A journalist arrested
On 5 September 2001, Cong An (Public Security) agents arrested journalist Nguyen Vu Binh together with dissidents Pham Que Duong, Hoang Tien, Hoang Minh Chinh and Duong Hung in Hanoi. They were questioned for several hours in a police station. The same day, the authorities disconnected most of the country’s dissidents’ mobile phones. The following day, a new wave of arrests was carried out among dissidents. Authorities seemed unhappy about their criticism of corruption in the Party and their maintaining some dissidents under house arrest.
Pressure and obstruction
On 15 January 2001, several months after launching the clandestine magazine Tuong Lai (The Future), dissident Nguyen Dan Que was summoned to a "session of denunciation and condemnation by the people" organised by the Public Security of Ho Chi Minh City. He was accused of "treason and anti-governmental propaganda". Nguyen Dan Que, journalist and dissident, was imprisoned twice by the Vietnamese government from 1978 to 1988 and 1990 to 1998.

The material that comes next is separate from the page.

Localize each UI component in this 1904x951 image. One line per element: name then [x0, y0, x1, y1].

On 14 February, the government published an executive order on the protection of "state secrets" which went into effect on 1 April. There are now three levels of information defined as state secrets and six categories of "top secret" documents including national security, Party politics, national codes and forbidden zones defined by the government. Dissidents and journalists have been sentenced to jail terms according to this idea of "state secrets", though it had never before been officially defined. Nguyen Hoang Linh, former editor-in-chief of the economic weekly Doanh Nghiep (Entreprise), was sentenced to twelve months and thirteen days in jail in 1998, for this charge, after revealing an important corruption affair among the Vietnamese customs office.
From early February to 15 March, no foreign journalists were allowed to go to the central Highlands province in the centre of the country, especially to Daklak, where ethnic minorities have been protesting. The first organised trip was made under close surveillance by agents of the Ministry of Foreign Affairs. On 27 September, foreign journalists were prevented from attending the trial of seven ethnic minority activists in Daklak.
On 12 June, police in Ho Chi Minh-City confiscated documents, and especially memoirs of a former high-level Communist official, General Tran Do, who has been refused an authorisation to publish a magazine for several years.
On 11 July, the government promulgated a decree defining a list of subjects the press could not report. Media publishing prohibited information would be liable to fines of up to five thousand euros. In addition, the publication of content considered "pornographic" or "superstitious" can be punished by a fine of up to two thousand euros. The authorities said this decision was made to "increase the responsibility of the press in covering news".
Nong Duc Manh, First Secretary of the Communist Party, has been denounced as a predator of press freedom by Reporters without Borders.